Background: The mevalonate pathway is important for the biosynthesis of isoprenoids such as geranylgeranylpyrophosphate (GGPP) and farnesylpyrophosphate (FPP) as well as cholesterol. It has been reported that treatment with 3-hydroxy-3-methylglutaryl-coenzyme A (HMG-CoA) reductase inhibitor ameliorates glomerular injury in several experimental models of progressive glomerular disease. The present investigation was performed to elucidate the role of mevalonate metabolites in mesangial cell proliferation and extracellular matrix accumulation.

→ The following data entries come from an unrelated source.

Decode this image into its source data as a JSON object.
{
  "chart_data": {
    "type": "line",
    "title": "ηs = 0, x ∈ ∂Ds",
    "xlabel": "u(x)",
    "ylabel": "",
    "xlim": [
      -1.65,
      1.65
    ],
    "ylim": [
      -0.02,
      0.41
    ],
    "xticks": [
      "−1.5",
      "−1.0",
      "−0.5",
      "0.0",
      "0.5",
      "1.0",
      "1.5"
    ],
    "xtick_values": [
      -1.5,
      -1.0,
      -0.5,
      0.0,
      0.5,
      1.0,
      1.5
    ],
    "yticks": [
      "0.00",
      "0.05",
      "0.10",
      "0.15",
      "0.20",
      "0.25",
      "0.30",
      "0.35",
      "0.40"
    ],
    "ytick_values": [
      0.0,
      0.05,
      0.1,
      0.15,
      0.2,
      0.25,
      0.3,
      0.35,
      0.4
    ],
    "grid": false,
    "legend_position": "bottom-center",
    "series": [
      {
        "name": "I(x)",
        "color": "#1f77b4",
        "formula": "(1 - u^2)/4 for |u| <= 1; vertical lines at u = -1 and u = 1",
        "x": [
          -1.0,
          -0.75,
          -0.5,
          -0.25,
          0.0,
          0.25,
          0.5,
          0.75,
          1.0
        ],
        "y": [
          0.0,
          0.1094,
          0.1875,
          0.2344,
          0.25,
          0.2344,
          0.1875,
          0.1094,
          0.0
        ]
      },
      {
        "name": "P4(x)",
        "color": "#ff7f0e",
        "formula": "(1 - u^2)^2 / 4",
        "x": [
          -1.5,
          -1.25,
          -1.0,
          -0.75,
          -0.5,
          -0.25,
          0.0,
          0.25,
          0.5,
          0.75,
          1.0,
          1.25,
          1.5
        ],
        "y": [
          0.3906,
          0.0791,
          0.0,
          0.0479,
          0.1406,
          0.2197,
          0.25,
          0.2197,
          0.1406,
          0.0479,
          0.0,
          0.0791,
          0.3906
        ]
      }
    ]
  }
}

Method: Cycling or quiescent human mesangial cells were incubated in RPMI1640 containing 10% heat-inactivated fetal calf serum (FCS) in the absence or presence of pravastatin, an inhibitor of HMG-CoA reductase, and mevalonate metabolites. Type IV collagen secretion and mRNA expression, [3H]-thymidine incorporation was measured. Cell cycle phases were monitored by flow cytometry.
Results: Pravastatin inhibited FCS-stimulated type IV collagen secretion (IC50 = 210 microM) and mRNA expression. Pravastatin also inhibited FCS-stimulated [3H]-thymidine incorporation (IC50 = 430 microM). Analysis with flow cytometry revealed that pravastatin inhibited G1 to S phase transition of FCS-stimulated mesangial cells. Mevalonate reversed these inhibitory effects of pravastatin completely. Among two major metabolities of mevalonate, GGPP and FPP, only GGPP reversed pravastatin-induced inhibition of type IV collagen secretion, DNA synthesis and G1 to S phase progression.
Conclusion: The present results suggest that GGPP plays a critical role in the type IV collagen secretion and G1 to S phase transition in FCS-stimulated human mesangial cells.